Data Types#

Creating data types#

To instantiate data types, it is recommended to call the provided factory functions:

std::shared_ptr<arrow::DataType> type;

// A 16-bit integer type
type = arrow::int16();
// A 64-bit timestamp type (with microsecond granularity)
type = arrow::timestamp(arrow::TimeUnit::MICRO);
// A list type of single-precision floating-point values
type = arrow::list(arrow::float32());

Type Traits#

Writing code that can handle concrete arrow::DataType subclasses would be verbose, if it weren’t for type traits. Arrow’s type traits map the Arrow data types to the specialized array, scalar, builder, and other associated types. For example, the Boolean type has traits:

template <>
struct TypeTraits<BooleanType> {
  using ArrayType = BooleanArray;
  using BuilderType = BooleanBuilder;
  using ScalarType = BooleanScalar;
  using CType = bool;

  static constexpr int64_t bytes_required(int64_t elements) {
    return bit_util::BytesForBits(elements);
  }
  constexpr static bool is_parameter_free = true;
  static inline std::shared_ptr<DataType> type_singleton() { return boolean(); }
};

See the Type Traits for an explanation of each of these fields.

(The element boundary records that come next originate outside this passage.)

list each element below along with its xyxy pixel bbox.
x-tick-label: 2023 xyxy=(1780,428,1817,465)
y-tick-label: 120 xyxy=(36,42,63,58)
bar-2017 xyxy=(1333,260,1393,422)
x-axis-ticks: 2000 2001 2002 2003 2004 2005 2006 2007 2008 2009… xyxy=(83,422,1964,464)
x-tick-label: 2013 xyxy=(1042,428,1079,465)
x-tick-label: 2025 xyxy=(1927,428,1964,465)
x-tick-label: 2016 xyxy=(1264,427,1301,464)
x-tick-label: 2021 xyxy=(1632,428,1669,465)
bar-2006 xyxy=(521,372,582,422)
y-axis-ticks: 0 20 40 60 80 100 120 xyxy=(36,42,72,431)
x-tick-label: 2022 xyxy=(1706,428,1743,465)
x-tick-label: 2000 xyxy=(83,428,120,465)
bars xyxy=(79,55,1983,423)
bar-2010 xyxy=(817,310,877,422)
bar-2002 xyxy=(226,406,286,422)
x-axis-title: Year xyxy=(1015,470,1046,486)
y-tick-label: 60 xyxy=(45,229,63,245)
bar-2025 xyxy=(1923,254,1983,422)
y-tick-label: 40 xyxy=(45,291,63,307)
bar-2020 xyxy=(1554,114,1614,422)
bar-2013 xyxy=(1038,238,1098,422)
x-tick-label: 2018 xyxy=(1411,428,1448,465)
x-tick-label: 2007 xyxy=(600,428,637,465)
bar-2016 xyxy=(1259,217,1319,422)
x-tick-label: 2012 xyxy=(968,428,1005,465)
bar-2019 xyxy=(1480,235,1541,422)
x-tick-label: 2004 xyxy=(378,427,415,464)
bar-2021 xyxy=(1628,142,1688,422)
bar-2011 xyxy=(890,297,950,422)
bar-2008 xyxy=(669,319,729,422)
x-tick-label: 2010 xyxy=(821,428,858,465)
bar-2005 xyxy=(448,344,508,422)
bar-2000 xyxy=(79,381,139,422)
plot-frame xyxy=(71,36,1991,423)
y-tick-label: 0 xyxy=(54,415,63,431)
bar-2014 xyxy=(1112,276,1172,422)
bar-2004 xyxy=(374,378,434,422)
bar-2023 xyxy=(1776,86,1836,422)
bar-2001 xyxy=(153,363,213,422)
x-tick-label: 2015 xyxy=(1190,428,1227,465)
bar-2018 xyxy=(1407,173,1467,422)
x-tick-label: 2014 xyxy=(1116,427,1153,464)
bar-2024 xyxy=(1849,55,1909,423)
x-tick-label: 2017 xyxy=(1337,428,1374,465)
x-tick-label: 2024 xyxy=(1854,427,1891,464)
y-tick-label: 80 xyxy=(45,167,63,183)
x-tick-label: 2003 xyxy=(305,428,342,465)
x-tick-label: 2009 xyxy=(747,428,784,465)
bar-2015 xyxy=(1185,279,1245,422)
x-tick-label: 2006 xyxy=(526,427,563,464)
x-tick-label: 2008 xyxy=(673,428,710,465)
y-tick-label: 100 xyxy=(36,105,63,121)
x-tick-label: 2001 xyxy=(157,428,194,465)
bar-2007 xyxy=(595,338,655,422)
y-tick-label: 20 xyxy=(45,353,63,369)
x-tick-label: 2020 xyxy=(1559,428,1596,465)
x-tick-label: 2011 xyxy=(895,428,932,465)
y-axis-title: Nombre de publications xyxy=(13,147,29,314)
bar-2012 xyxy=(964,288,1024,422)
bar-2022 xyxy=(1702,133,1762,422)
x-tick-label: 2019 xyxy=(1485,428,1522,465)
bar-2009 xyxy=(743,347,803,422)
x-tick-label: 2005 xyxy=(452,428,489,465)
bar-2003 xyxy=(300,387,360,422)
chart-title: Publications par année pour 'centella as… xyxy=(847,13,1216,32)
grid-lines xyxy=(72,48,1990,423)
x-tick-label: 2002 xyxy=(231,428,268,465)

Using type traits, one can write template functions that can handle a variety of Arrow types. For example, to write a function that creates an array of Fibonacci values for any Arrow numeric type:

template <typename DataType,
          typename BuilderType = typename arrow::TypeTraits<DataType>::BuilderType,
          typename ArrayType = typename arrow::TypeTraits<DataType>::ArrayType,
          typename CType = typename arrow::TypeTraits<DataType>::CType>
arrow::Result<std::shared_ptr<ArrayType>> MakeFibonacci(int32_t n) {
  BuilderType builder;
  CType val = 0;
  CType next_val = 1;
  for (int32_t i = 0; i < n; ++i) {
    builder.Append(val);
    CType temp = val + next_val;
    val = next_val;
    next_val = temp;
  }
  std::shared_ptr<ArrayType> out;
  ARROW_RETURN_NOT_OK(builder.Finish(&out));
  return out;
}

For some common cases, there are type associations on the classes themselves. Use:

Scalar::TypeClass to get data type class of a scalar
Array::TypeClass to get data type class of an array
DataType::c_type to get associated C type of an Arrow data type

Similar to the type traits provided in std::type_traits, Arrow provides type predicates such as is_number_type as well as corresponding templates that wrap std::enable_if_t such as enable_if_number. These can constrain template functions to only compile for relevant types, which is useful if other overloads need to be implemented. For example, to write a sum function for any numeric (integer or float) array:

template <typename ArrayType, typename DataType = typename ArrayType::TypeClass,
          typename CType = typename DataType::c_type>
arrow::enable_if_number<DataType, CType> SumArray(const ArrayType& array) {
  CType sum = 0;
  for (std::optional<CType> value : array) {
    if (value.has_value()) {
      sum += value.value();
    }
  }
  return sum;
}

See Type Predicates for a list of these.

Visitor Pattern#

In order to process arrow::DataType, arrow::Scalar, or arrow::Array, you may need to write logic that specializes based on the particular Arrow type. In these cases, use the visitor pattern. Arrow provides the template functions:

To use these, implement Status Visit() methods for each specialized type, then pass the class instance to the inline visit function. To avoid repetitive code, use type traits as documented in the previous section. As a brief example, here is how one might sum across columns of arbitrary numeric types:

class TableSummation {
  double partial = 0.0;
 public:

  arrow::Result<double> Compute(std::shared_ptr<arrow::RecordBatch> batch) {
    for (std::shared_ptr<arrow::Array> array : batch->columns()) {
      ARROW_RETURN_NOT_OK(arrow::VisitArrayInline(*array, this));
    }
    return partial;
  }

  // Default implementation
  arrow::Status Visit(const arrow::Array& array) {
    return arrow::Status::NotImplemented("Cannot compute sum for array of type ",
                                         array.type()->ToString());
  }

  template <typename ArrayType, typename T = typename ArrayType::TypeClass>
  arrow::enable_if_number<T, arrow::Status> Visit(const ArrayType& array) {
    for (std::optional<typename T::c_type> value : array) {
      if (value.has_value()) {
        partial += static_cast<double>(value.value());
      }
    }
    return arrow::Status::OK();
  }
};

Arrow also provides abstract visitor classes (arrow::TypeVisitor, arrow::ScalarVisitor, arrow::ArrayVisitor) and an Accept() method on each of the corresponding base types (e.g. arrow::Array::Accept()). However, these are not able to be implemented using template functions, so you will typically prefer using the inline type visitors.